You know, many people come to me and they say, "Hey, Jeffrey Scott Holland, you sure eat a lot of unhealthy food, how come you aren't fatter than you already are?" Okay, no one's actually said that to me, but I sense that sometimes they want to.

Well, the answer is this: when not gobbling down barbecued brisket, chicken-fried-chicken, deep-fried Twinkies, buttered bacon, and Starbucks frappucinos (as Bill Maher put it, "since when did a morning cup of coffee become a giant milkshake covered in whipped cream and chocolate syrup?"), I simply fire up the juicer.

The juicer? The juicer.

I consume equal parts junk food and health food, and I believe they mostly balance each other out. I'm not a big fan of vegetables in general, but I will consume anything if you reduce it to liquid. So I constantly run the juicer and fill it with tomatoes, carrots, spinach, lettuce, cabbage, lemons, limes, oranges, apples, radishes, turnips, onions, grapefruit, watermelon, honeydew, canteloupe, guava, papaya, pears, strawberries, ginger root, pineapple, grapes, kiwi, celery, etc., all in one big witch's brew of plant-based goodness.
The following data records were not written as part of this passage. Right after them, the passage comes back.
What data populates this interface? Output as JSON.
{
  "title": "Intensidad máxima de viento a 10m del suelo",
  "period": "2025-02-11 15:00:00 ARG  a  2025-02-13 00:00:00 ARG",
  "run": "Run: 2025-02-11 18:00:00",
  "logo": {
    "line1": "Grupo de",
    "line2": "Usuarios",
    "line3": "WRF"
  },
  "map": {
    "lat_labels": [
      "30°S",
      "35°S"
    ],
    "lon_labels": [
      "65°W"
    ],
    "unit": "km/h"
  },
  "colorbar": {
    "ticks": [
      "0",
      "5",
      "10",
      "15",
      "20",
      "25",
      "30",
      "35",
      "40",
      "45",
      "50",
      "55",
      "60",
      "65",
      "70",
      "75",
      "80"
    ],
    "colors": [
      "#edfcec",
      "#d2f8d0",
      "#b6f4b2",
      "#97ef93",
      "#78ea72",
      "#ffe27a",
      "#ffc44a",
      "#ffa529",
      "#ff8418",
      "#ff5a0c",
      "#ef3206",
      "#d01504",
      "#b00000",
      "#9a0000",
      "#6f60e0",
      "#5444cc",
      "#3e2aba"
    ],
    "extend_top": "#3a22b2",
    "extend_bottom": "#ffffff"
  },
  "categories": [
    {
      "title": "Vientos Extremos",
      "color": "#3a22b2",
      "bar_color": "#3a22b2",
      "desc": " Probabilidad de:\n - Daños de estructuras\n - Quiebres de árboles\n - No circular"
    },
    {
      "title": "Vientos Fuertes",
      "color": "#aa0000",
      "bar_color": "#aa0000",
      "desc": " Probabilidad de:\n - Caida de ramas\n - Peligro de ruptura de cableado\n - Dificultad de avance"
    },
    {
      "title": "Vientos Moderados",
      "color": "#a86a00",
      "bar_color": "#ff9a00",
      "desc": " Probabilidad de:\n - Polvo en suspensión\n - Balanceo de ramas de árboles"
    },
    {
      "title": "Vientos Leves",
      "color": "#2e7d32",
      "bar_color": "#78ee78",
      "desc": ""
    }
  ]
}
If, like me, you're a big kid at heart that doesn't like to eat your veggies, trust me, the juicer makes it more than bearable. (Makes for great martinis too - A radish-ginger martini may not sound too palatable to you, but I assure you of its awesomeness.) And after you've already had 9000 percent of your recommended daily allowance of everything for lunch, you're all freed up to feast on buffalo wings, ice cream, and beer for din-din.